Nook Video will be available as an app on non-Nook devices, though specific hardware wasn’t identified, either. In addition, Nook Video will integrate physical DVD and Blu-ray disc purchases and digital video collections across devices using UltraViolet through the Nook Cloud.
By creating a digital storefront and cloud system of its own instead of using a third-party solution, Barnes & Noble is going toe-to-toe with ventures from Apple, Amazon and Google. While Barnes & Noble and Nook are primarily identified with the book business, the opportunity to extend into multimedia may have been too good to ignore even if Nook Video ends up an also-ran in a still-nascent category.
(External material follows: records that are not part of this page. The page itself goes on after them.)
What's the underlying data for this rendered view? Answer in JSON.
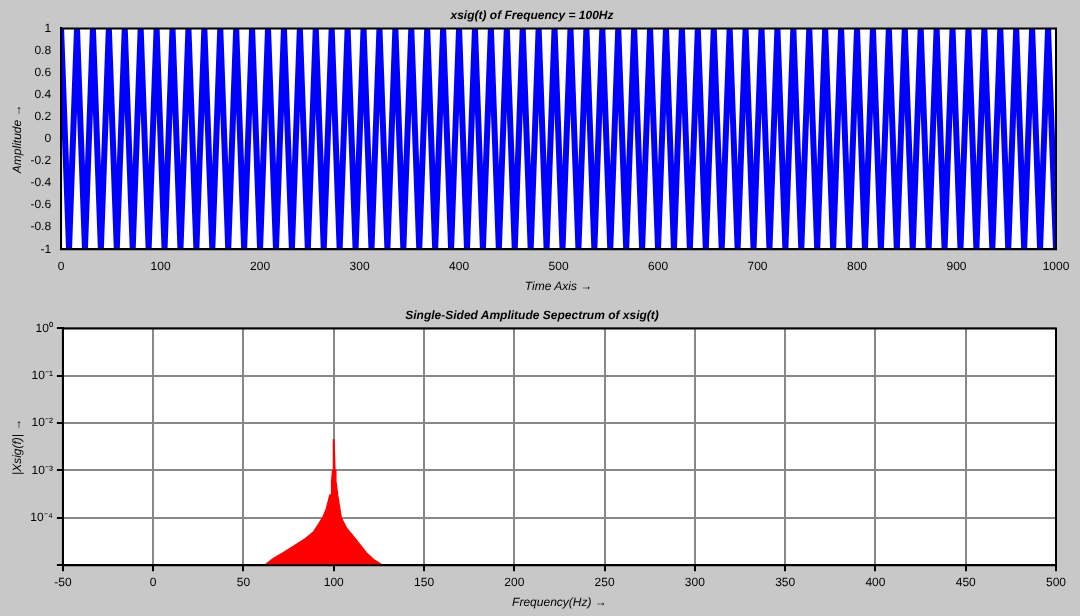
{
  "chart_data": [
    {
      "type": "line",
      "title": "xsig(t) of Frequency = 100Hz",
      "xlabel": "Time Axis →",
      "ylabel": "Amplitude →",
      "xlim": [
        0,
        1000
      ],
      "xticks": [
        0,
        100,
        200,
        300,
        400,
        500,
        600,
        700,
        800,
        900,
        1000
      ],
      "ylim": [
        -1,
        1
      ],
      "yticks": [
        -1,
        -0.8,
        -0.6,
        -0.4,
        -0.2,
        0,
        0.2,
        0.4,
        0.6,
        0.8,
        1
      ],
      "grid": false,
      "legend": false,
      "series": [
        {
          "color": "#0000ff",
          "x": [
            0,
            8,
            16,
            24,
            32,
            40,
            48,
            56,
            64,
            72,
            80,
            88,
            96,
            104,
            112,
            120,
            128,
            136,
            144,
            152,
            160,
            168,
            176,
            184,
            192,
            200,
            208,
            216,
            224,
            232,
            240,
            248,
            256,
            264,
            272,
            280,
            288,
            296,
            304,
            312,
            320,
            328,
            336,
            344,
            352,
            360,
            368,
            376,
            384,
            392,
            400,
            408,
            416,
            424,
            432,
            440,
            448,
            456,
            464,
            472,
            480,
            488,
            496,
            504,
            512,
            520,
            528,
            536,
            544,
            552,
            560,
            568,
            576,
            584,
            592,
            600,
            608,
            616,
            624,
            632,
            640,
            648,
            656,
            664,
            672,
            680,
            688,
            696,
            704,
            712,
            720,
            728,
            736,
            744,
            752,
            760,
            768,
            776,
            784,
            792,
            800,
            808,
            816,
            824,
            832,
            840,
            848,
            856,
            864,
            872,
            880,
            888,
            896,
            904,
            912,
            920,
            928,
            936,
            944,
            952,
            960,
            968,
            976,
            984,
            992,
            1000
          ],
          "values": [
            1,
            -1,
            1,
            -1,
            1,
            -1,
            1,
            -1,
            1,
            -1,
            1,
            -1,
            1,
            -1,
            1,
            -1,
            1,
            -1,
            1,
            -1,
            1,
            -1,
            1,
            -1,
            1,
            -1,
            1,
            -1,
            1,
            -1,
            1,
            -1,
            1,
            -1,
            1,
            -1,
            1,
            -1,
            1,
            -1,
            1,
            -1,
            1,
            -1,
            1,
            -1,
            1,
            -1,
            1,
            -1,
            1,
            -1,
            1,
            -1,
            1,
            -1,
            1,
            -1,
            1,
            -1,
            1,
            -1,
            1,
            -1,
            1,
            -1,
            1,
            -1,
            1,
            -1,
            1,
            -1,
            1,
            -1,
            1,
            -1,
            1,
            -1,
            1,
            -1,
            1,
            -1,
            1,
            -1,
            1,
            -1,
            1,
            -1,
            1,
            -1,
            1,
            -1,
            1,
            -1,
            1,
            -1,
            1,
            -1,
            1,
            -1,
            1,
            -1,
            1,
            -1,
            1,
            -1,
            1,
            -1,
            1,
            -1,
            1,
            -1,
            1,
            -1,
            1,
            -1,
            1,
            -1,
            1,
            -1,
            1,
            -1,
            1,
            -1,
            1,
            -1
          ]
        }
      ]
    },
    {
      "type": "area",
      "title": "Single-Sided Amplitude Sepectrum of xsig(t)",
      "xlabel": "Frequency(Hz) →",
      "ylabel": "|Xsig(f)| →",
      "xlim": [
        -50,
        500
      ],
      "xticks": [
        -50,
        0,
        50,
        100,
        150,
        200,
        250,
        300,
        350,
        400,
        450,
        500
      ],
      "ylim": [
        1e-05,
        1
      ],
      "yticks": [
        {
          "value": 1e-05,
          "label": null
        },
        {
          "value": 0.0001,
          "label": "10⁻⁴"
        },
        {
          "value": 0.001,
          "label": "10⁻³"
        },
        {
          "value": 0.01,
          "label": "10⁻²"
        },
        {
          "value": 0.1,
          "label": "10⁻¹"
        },
        {
          "value": 1,
          "label": "10⁰"
        }
      ],
      "log": "y",
      "grid": true,
      "legend": false,
      "series": [
        {
          "color": "#ff0000",
          "x": [
            62,
            67,
            72,
            78,
            84,
            89,
            94,
            96,
            98,
            99,
            99.5,
            100,
            100.5,
            101,
            102,
            104,
            107,
            112,
            118,
            122,
            126.6
          ],
          "values": [
            1e-05,
            1.4e-05,
            1.8e-05,
            2.5e-05,
            3.5e-05,
            5e-05,
            0.0001,
            0.00015,
            0.0003,
            0.0006,
            0.001,
            0.0044,
            0.001,
            0.0006,
            0.0003,
            0.0001,
            6e-05,
            3.5e-05,
            1.8e-05,
            1.3e-05,
            1e-05
          ]
        }
      ]
    }
  ]
}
Another comparison might be Walmart and its digital content service, Vudu. Like Barnes & Noble, Walmart is a bricks-and-mortar retailer reputed for its strength in the DVD market attempting to bridge the gap between physical disc sales and digital copies. However, Walmart doesn’t make its own line of tablets.
Thomas Gewecke, prexy of Warner Bros. Digital Distribution, said Barnes & Noble’s heft with in-store, online and digital promotions will help consumers “learn how to maximize their entertainment using all the benefits UltraViolet provides.”
Nook also has an ally in Microsoft, which invested $300 million in the division in April when Barnes & Noble separated it from the rest of the company. While not a full-fledged spinoff, the move was widely interpreted as a preliminary step in that direction.
Nook Video is not a subscription VOD product like Netflix, which will still be available in the Nook Store.